Increasing mortgage rates and growing employment opportunities are fuelling the US property market where prices surged practically across the country in Q2 this year. Demand at levels not seen since before the economic crisis has pushed supply levels down to just over 5 months, putting further pressure on the already high demand market for US rental properties.
The latest quarterly report from the National Association of Realtors (NAR) shows that the vast majority of metro areas in the US saw high house rises. In the report for Q2 this year, 93 per cent of markets experienced a hike in price rises compared to the same quarter in 2014. Prices in 19 per cent of these areas increased by double-digits.
Regional and Florida prices
According to NAR, the median price for a single family home in the US reached US$229,400 in the second quarter of this year, 8.2 per cent higher than Q2 2014. In the condo market price rises were more moderate – 3.1 per cent higher than Q2 last year bringing the median price to US$217,400.
In regional terms, the highest price hikes were seen in the West and Midwest where single family homes went up by 9.6 per cent and 8.7 per cent respectively. The most expensive markets for property in the US are found in San Jose and San Francisco, both in California. Here, a single family home averages at US$980,000 and US$841,600. At the other extreme, Cumberland in Maryland and Youngstown in Ohio have the cheapest single family homes in the US. In these metro areas, median prices come in at US$82,400 and US$85,000.
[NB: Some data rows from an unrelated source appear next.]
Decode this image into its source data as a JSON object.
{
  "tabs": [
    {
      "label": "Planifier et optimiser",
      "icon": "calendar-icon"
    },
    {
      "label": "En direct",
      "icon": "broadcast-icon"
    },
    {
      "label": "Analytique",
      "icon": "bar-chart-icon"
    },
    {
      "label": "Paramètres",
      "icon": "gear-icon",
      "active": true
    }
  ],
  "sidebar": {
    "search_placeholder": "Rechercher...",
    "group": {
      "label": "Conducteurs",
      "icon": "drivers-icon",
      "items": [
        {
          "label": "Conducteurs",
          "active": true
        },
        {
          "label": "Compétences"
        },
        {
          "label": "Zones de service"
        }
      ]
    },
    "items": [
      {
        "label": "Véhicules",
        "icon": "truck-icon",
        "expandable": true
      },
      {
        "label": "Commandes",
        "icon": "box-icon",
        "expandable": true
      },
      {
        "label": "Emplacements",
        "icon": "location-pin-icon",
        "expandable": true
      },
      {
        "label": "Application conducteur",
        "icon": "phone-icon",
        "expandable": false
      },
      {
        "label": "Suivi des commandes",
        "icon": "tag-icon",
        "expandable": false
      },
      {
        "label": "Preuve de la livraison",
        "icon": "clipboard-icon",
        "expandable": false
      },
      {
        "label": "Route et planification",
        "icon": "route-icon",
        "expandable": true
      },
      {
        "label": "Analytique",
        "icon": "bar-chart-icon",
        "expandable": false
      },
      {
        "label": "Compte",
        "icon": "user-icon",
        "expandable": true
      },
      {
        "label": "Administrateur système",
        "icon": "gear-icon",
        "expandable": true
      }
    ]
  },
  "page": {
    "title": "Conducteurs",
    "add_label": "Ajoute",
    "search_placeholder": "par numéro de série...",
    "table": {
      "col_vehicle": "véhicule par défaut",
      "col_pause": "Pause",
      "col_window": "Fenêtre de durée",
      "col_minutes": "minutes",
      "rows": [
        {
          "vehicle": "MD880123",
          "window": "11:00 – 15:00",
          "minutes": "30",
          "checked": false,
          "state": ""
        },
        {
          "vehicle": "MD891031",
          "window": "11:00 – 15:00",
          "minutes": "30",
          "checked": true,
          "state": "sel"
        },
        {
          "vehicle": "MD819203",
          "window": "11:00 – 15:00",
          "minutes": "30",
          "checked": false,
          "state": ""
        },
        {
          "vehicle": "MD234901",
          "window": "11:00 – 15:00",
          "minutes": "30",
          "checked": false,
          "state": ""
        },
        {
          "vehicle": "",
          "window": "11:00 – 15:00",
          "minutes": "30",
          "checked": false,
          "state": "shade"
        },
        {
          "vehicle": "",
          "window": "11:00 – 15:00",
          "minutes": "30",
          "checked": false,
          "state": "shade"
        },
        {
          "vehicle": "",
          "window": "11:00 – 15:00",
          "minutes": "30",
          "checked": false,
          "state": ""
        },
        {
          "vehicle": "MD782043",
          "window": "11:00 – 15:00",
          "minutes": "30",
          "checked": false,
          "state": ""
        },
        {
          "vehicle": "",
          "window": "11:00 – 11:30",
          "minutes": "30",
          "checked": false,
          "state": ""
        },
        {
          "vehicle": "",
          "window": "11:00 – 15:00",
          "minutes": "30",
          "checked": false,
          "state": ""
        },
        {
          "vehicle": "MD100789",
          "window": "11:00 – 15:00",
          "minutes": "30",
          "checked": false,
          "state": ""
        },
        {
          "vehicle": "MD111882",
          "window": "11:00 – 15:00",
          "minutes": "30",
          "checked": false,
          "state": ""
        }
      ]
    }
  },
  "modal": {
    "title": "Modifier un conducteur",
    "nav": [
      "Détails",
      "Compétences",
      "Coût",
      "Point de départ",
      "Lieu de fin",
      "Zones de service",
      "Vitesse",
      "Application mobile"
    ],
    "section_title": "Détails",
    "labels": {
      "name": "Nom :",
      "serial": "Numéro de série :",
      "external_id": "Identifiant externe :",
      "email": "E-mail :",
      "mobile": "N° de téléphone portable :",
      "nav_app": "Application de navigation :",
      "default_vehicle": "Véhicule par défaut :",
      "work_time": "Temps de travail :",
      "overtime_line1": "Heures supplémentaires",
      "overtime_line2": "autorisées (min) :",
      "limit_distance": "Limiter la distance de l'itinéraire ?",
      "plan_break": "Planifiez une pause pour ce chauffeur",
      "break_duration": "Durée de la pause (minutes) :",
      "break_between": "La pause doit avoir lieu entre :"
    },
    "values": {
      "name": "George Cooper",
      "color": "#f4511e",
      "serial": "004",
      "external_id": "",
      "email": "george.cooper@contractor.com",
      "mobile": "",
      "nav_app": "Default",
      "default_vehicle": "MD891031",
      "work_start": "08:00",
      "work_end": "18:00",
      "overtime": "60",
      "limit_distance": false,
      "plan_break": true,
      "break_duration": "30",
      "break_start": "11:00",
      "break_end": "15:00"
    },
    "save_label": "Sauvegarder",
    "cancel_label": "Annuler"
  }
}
Prices for Florida properties rose higher than the national average with several districts experiencing double-digit rises. In the 12 months to June this year, median prices for single family homes rose by 12.5 per cent in the Sarasota-Bradenton-Venice metro district, by 12.2 per cent in Tampa-St Petersburg-Clearwater and by 12 per cent in Deltona-Daytona. Increases were lower in Orlando and Jacksonville, although still high at 8.8 per cent and 10.3 per cent respectively.
High sales levels
Sales were brisk across the US property market in the second quarter. Some 5.3 million single family homes and condos were sold throughout the country from April to June, 8.5 per cent higher than the same period last year. NAR’s Chief Economist Lawrence Yun attributes the rise in sales to “steady rent increases, the slow rise in mortgage rates and stronger job markets” and points out that it’s “a boost in sales paces not seen since before the downturn”.
Brisk sales have inevitably put pressure on the supply within the US property market and despite higher prices there still isn’t enough on the market to meet demand. NAR reports that in Q2 this year there were 2.3 million properties on the market, translating to a supply of 5.1 months, down from 5.5 months a year ago. Experts generally concur that 6 months’ supply indicates a balanced market.
NAR President Chris Polychron said that realtors throughout the US were reporting a hot market for sellers with many incidences of bidding wars among potential buyers. He described current market conditions “strong competition and limited days on the market for available homes, especially at the entry-level price range”.